Question: What is the complex conjugate of \[\sqrt { - 7} \]?...

Question

What is the complex conjugate of $\sqrt { - 7}$ ?

Answer 1

Solution

We know that $i = \sqrt { - 1}$ . In order to solve this question, first of all we will write the given number in the form of $i$ and then in the standard form of the complex numbers, i.e., $z = a + ib$ where $a$ is the real part and $b$ is the imaginary part. After that we know that the complex conjugate of $z$ is $\overline z$ and $\overline z = a - ib$ .So, we will substitute the real and imaginary part and get the complex conjugate of the given complex number.

Complete step by step answer:
We know that,
A complex number is a number which can be expressed in the form of $a + ib$ where $a$ is the real part and $b$ is the imaginary part.
We have given, the complex number as $\sqrt { - 7}$
Now we know that
$i = \sqrt { - 1}$
Therefore, $\sqrt { - 7} = \sqrt { - 1 \times 7} = \sqrt 7 i$
Now we know that
the standard form of the complex numbers, i.e., $z = a + ib$ where $a$ is the real part and $b$ is the imaginary part
Therefore, on transforming $\sqrt 7 i$ in the standard form, we have
$z = 0 + \sqrt 7 i$
So, on comparing we get
$a = 0,{\text{ }}b = \sqrt 7$
which means that the real part of the given complex number is $0$ and the imaginary part of the given complex number is $\sqrt 7$
Now we know that
Complex conjugate of $z$ is $\overline z$
where $\overline z = a - ib$
which means that the complex conjugate of the complex number is found by just changing the sign of its imaginary part.
So, by changing the sign of the imaginary part of the given number, we get
$\overline z = 0 - \sqrt 7 i$
Therefore, the complex conjugate of $0 + \sqrt 7 i$ is $0 - \sqrt 7 i$
Hence, the complex conjugate of $\sqrt { - 7}$ is $- \sqrt 7 i$ .

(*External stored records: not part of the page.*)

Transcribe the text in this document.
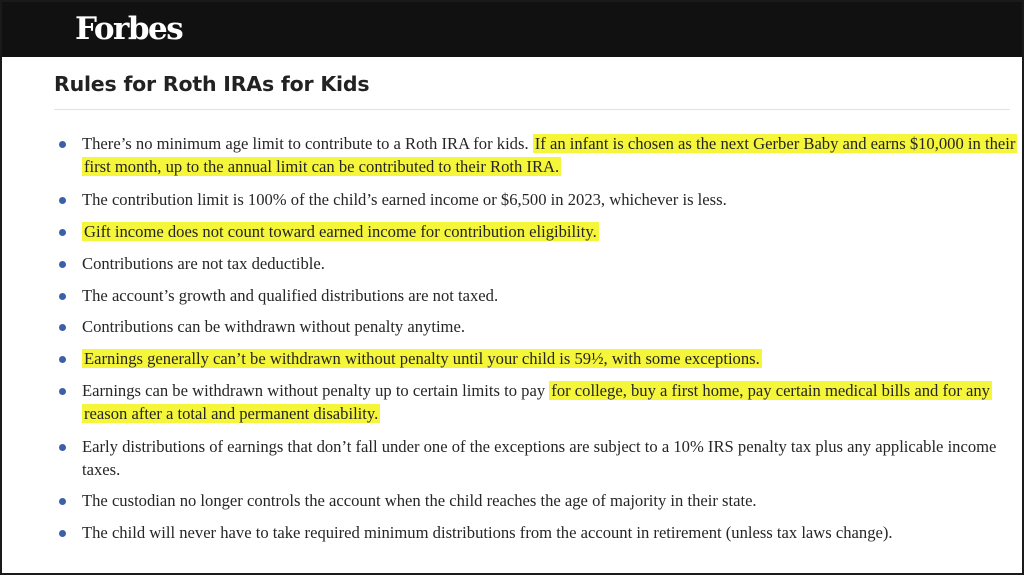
Forbes
Rules for Roth IRAs for Kids

There’s no minimum age limit to contribute to a Roth IRA for kids. If an infant is chosen as the next Gerber Baby and earns $10,000 in their first month, up to the annual limit can be contributed to their Roth IRA.

The contribution limit is 100% of the child’s earned income or $6,500 in 2023, whichever is less.

Gift income does not count toward earned income for contribution eligibility.

Contributions are not tax deductible.

The account’s growth and qualified distributions are not taxed.

Contributions can be withdrawn without penalty anytime.

Earnings generally can’t be withdrawn without penalty until your child is 59½, with some exceptions.

Earnings can be withdrawn without penalty up to certain limits to pay for college, buy a first home, pay certain medical bills and for any reason after a total and permanent disability.

Early distributions of earnings that don’t fall under one of the exceptions are subject to a 10% IRS penalty tax plus any applicable income taxes.

The custodian no longer controls the account when the child reaches the age of majority in their state.

The child will never have to take required minimum distributions from the account in retirement (unless tax laws change).
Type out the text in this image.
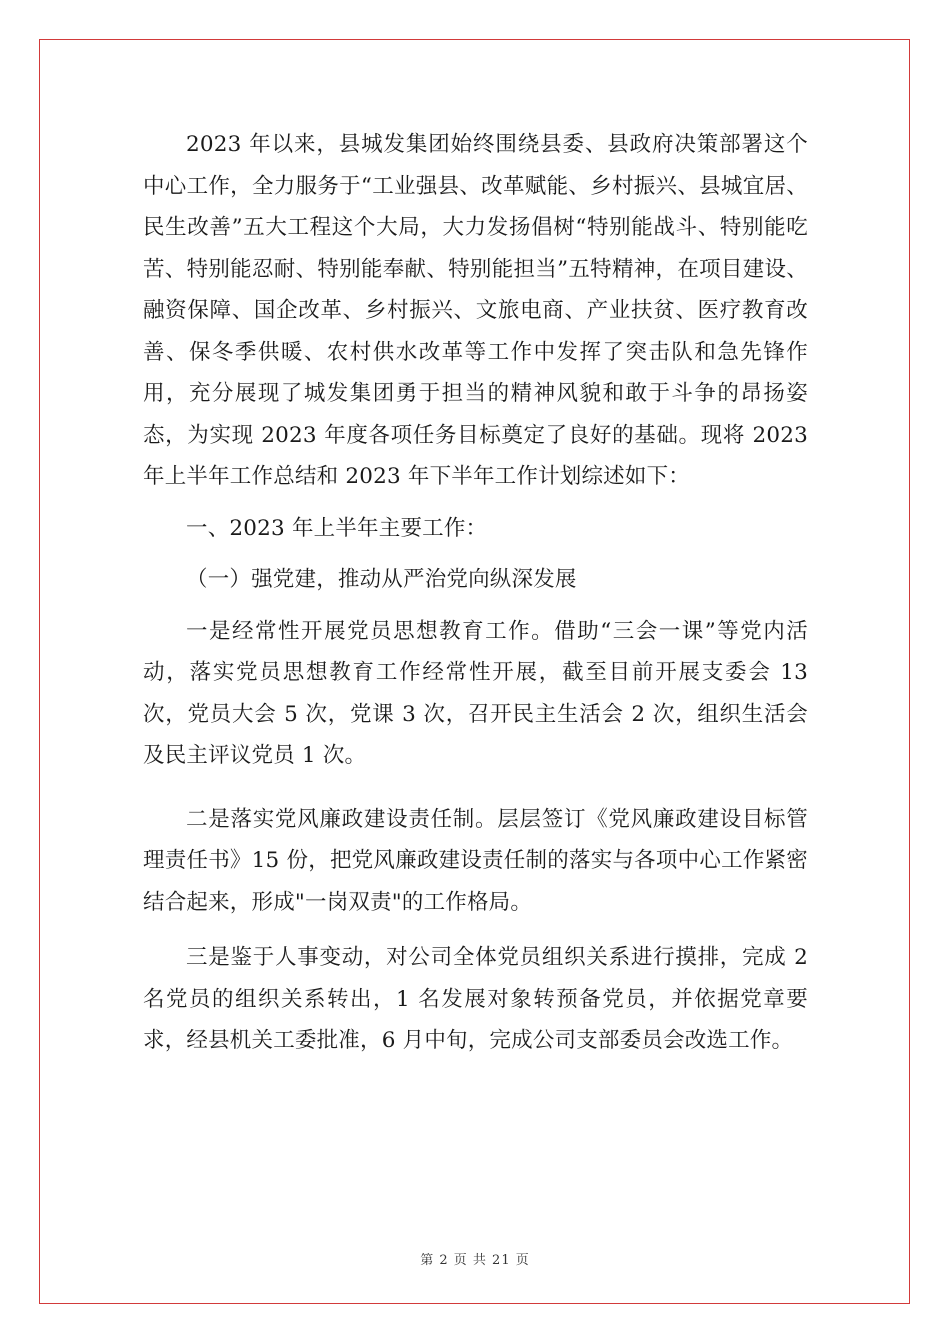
2023 年以来，县城发集团始终围绕县委、县政府决策部署这个中心工作，全力服务于“工业强县、改革赋能、乡村振兴、县城宜居、民生改善”五大工程这个大局，大力发扬倡树“特别能战斗、特别能吃苦、特别能忍耐、特别能奉献、特别能担当”五特精神，在项目建设、融资保障、国企改革、乡村振兴、文旅电商、产业扶贫、医疗教育改善、保冬季供暖、农村供水改革等工作中发挥了突击队和急先锋作用，充分展现了城发集团勇于担当的精神风貌和敢于斗争的昂扬姿态，为实现 2023 年度各项任务目标奠定了良好的基础。现将 2023 年上半年工作总结和 2023 年下半年工作计划综述如下：

一、2023 年上半年主要工作：

（一）强党建，推动从严治党向纵深发展

一是经常性开展党员思想教育工作。借助“三会一课”等党内活动，落实党员思想教育工作经常性开展，截至目前开展支委会 13 次，党员大会 5 次，党课 3 次，召开民主生活会 2 次，组织生活会及民主评议党员 1 次。

二是落实党风廉政建设责任制。层层签订《党风廉政建设目标管理责任书》15 份，把党风廉政建设责任制的落实与各项中心工作紧密结合起来，形成"一岗双责"的工作格局。

三是鉴于人事变动，对公司全体党员组织关系进行摸排，完成 2 名党员的组织关系转出，1 名发展对象转预备党员，并依据党章要求，经县机关工委批准，6 月中旬，完成公司支部委员会改选工作。

第 2 页 共 21 页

Note: Always remember the complex conjugate of the complex number is found by just changing the sign of its imaginary part by its opposite sign. Students make mistakes when the negative signs are given instead of positive in the imaginary part. When a negative sign is given, you have to conjugate it to get a positive value in the imaginary part. Also note that if the imaginary part is zero, then it is equal to its complex conjugate.